The common risks of aortic disease were gene disorders and hypertension, thus the pregnancy with high blood pressure or Marfan syndrome, Ehlers-Danlos syndrome … should be confirm the differential diagnosis with aortic dissension or rupture when they had acute chest pain [[1], [2], [3], [4], [5], [6], [7], [8], [9], [10], [11]]. The aortic rupture diagnosis should be considered although the hematocrit or hemoglobin are not decreased. The maximum size of aortic arch without hematoma was approximately 6 cm at rupture position, the diameter of ascending aorta was normal, but the size of descending aorta was small, around 1.31 cm. This information suggest that the patient may be have a congenital aortic coarctation. The mortality of aortic dissection without any treatments increased up to 70% at one week after presentation, thus biomarker for screening and prediction aortic dissection or rupture such as D-Dimer in pregnancy may be useful [13]. The aortic arch rupture in pregnancy is a rare clinical situation, but it is the emergency condition with high mortality and the fetal loss is common. A multidisciplinary team need to optimize management and decide the treatment [6]. Our patient was operated in severe condition, the total aortic arch replacement surgery was successful recuse her, and fortunately, the fetus was safe.

Conclusion

Aortic arch rupture occurring during 1st trimester was very rare. An emergency surgery for total aortic arch replacement was safety for both mother and fetus in our case with aortic arch rupture.

Funding

No funding was received for this case report.

Ethical approval

Our Institute’s (Cardiovascular Center) representative was fully aware of this submission and this scientific activity including writing manuscript was approved by the Ethic Committee of Cho Ray hospital, where the patients were operated.

Consent

Written informed consent was obtained from the patient for publication of this case report and accompanying images. A copy of the written consent is available for review by the Editor-in-Chief of this journal on request.

Author’s contribution

Tien Quyet Tran did operation and wrote this case report.

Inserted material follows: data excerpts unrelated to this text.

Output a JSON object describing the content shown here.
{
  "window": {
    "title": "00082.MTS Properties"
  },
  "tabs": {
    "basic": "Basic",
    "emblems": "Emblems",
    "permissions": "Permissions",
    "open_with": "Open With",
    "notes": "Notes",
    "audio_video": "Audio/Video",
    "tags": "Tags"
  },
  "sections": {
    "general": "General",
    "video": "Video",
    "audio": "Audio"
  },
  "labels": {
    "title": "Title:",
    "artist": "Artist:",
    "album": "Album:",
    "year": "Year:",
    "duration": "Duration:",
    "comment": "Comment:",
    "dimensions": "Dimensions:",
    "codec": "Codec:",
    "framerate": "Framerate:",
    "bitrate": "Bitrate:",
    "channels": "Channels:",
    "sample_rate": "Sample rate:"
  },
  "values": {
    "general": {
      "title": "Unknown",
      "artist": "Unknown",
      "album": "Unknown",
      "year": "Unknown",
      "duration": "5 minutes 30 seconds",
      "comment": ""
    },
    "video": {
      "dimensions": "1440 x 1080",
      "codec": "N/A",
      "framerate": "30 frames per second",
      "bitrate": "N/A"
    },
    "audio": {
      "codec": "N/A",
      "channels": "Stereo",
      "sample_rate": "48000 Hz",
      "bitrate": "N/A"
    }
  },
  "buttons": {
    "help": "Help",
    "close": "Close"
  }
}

Registration of research studies

Cho Ray hospital.

Guarantor

Tien Quyet Tran, M.D., PhD. Associate professor. Director of Cardiovascular Center. Vice Director of Cho Ray Hospital, Ho Chi Minh City, Vietnam. Chief of Department of Cardiovascular Thoracic Surgery, University of Medical and Pharmacy at Ho Chi Minh City, Vietnam. Email address: tqtien.choray@gmail.com.

Provenance and peer review

Not commissioned, externally peer-reviewed.

Declaration of Competing Interest

The authors declare that they have no competing interests.